Make PDFs Searchable (OCR) After Importing Into SharePoint
Use Microsoft Power Automate and Adobe PDF Tools connector to automatically OCR PDFs so that they are searchable in SharePoint.
Join the DZone community and get the full member experience.Join For Free
Let’s say you scan a piece of paper and convert it to a PDF. Did you know your PDF can have its text and images processed to make it easy to search through? This also makes it easy for other applications like SharePoint, BOX, Dropbox, and others to index your content, so you can search for them in those applications.
Depending on which PDF engine you use, you might run into issues. Some PDF engines just take an image and create a PDF wrapper around it. Then, your file repositories can’t index it because it’s just a glorified picture of a page.
Free tools like Adobe Scan allow you to turn your smartphone into a portable scanner. Unlike some PDF engines out there, Adobe Scan will use your Adobe Document Cloud account to OCR (optical character recognition) your PDFs, so they are indexable by your repositories.
But, what about all those other PDFs that are already scanned and aren’t searchable? What if you have decades of PDFs that have been collecting digital dust because they aren’t searchable? How do you make sure that whatever documents you are importing into tools like SharePoint are searchable? Fortunately, with Adobe PDF Tools for Microsoft Power Automate, this is super easy to do.
In this article, you’ll learn how to automatically OCR PDFs when they are placed in a folder in SharePoint using Power Automate. This method does not only work with SharePoint — Power Automate integrates with apps like BOX, Dropbox, and others, but this walkthrough is a great reference.
Important Note: This article applies to typically scanned documents. Many of your PDFs, such as ones converted from Word documents, are already indexable and searchable.
How Do I Know if My PDF Isn’t Searchable?
There is an easy test to figure out whether PDFs are searchable. Open your PDF in Adobe Acrobat Reader. If you can’t select the text in the PDF, you can’t search the document. If you can, then it probably is already searchable.
What You Will Need
- Adobe PDF Tools (you can get a free trial here). Note: You can get a free 6 month trial.

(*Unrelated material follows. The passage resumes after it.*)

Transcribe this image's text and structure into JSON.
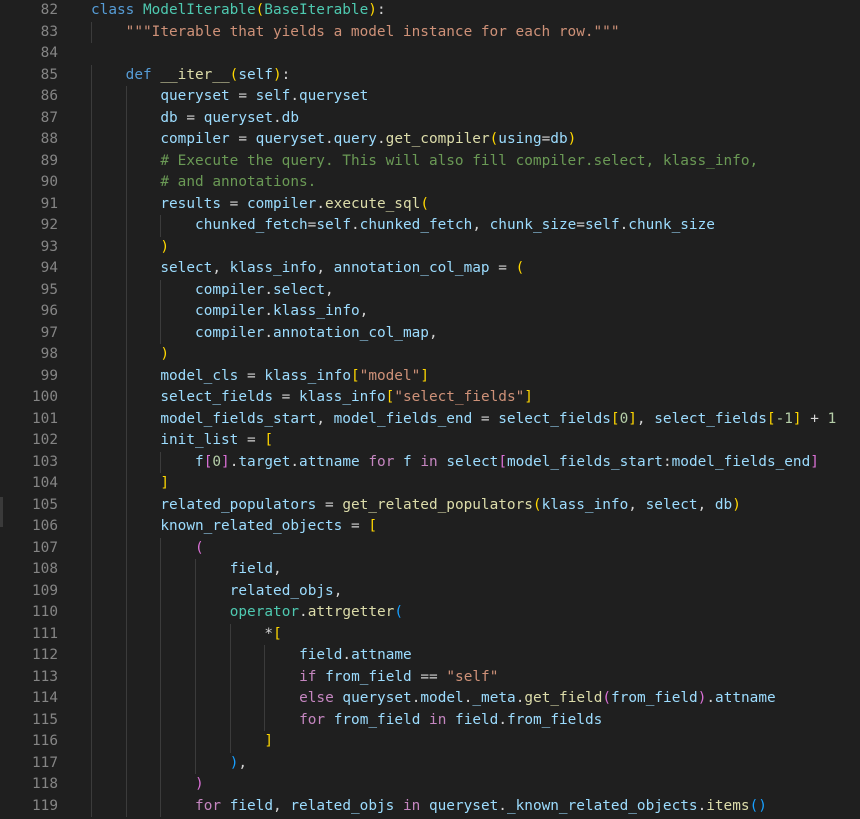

- Microsoft Power Automate (you will need premium licensing to take advantage of PDF tools).
Create Your Adobe PDF Tools Credentials
If you haven’t already created credentials to use with your Adobe PDF Tools, you can create them here.
Once you supply a name and description, your client credentials will be generated. Keep this window open; you will need this information to create a connection in Microsoft Power Automate.
Create a Flow From a Template
Adobe PDF Tools has a variety of templates pre-created to make it easy for you to get started. We are going to use one of these for this example.
- Log into Microsoft Power Automate.
- Use this template to get started.
- You will need to create a connection to PDF Tools. Use the credentials you created earlier.
- Click Create.
- Now that you have all your connections, you only need to make a few changes to get this template working.
- In your trigger called, When a file is created in a folder, set the Site Address to the SharePoint site you want to reference.
- In the Folder Id, set the path to the folder you want Microsoft Power Automate to watch to generate the OCR PDF.
- Scroll down to the Create file action and set your Site Address and Folder Id to the specified place where you want the generated documents to go.
Pro Tip: If you want to dynamically decide where the generated documents can go, you can use Dynamic Content to use variables to decide the path. Here is a helpful video to learn more about that.
See It in Action
That’s it! Now, give it a try by placing a file in the Input folder. Microsoft SharePoint is not instantaneous when triggering a flow, so you might need to wait 30–60 seconds before it reacts and triggers the flow.
If you don’t want to wait that long, use the Test button in your flow before you drop the files in. This will trigger it to process faster.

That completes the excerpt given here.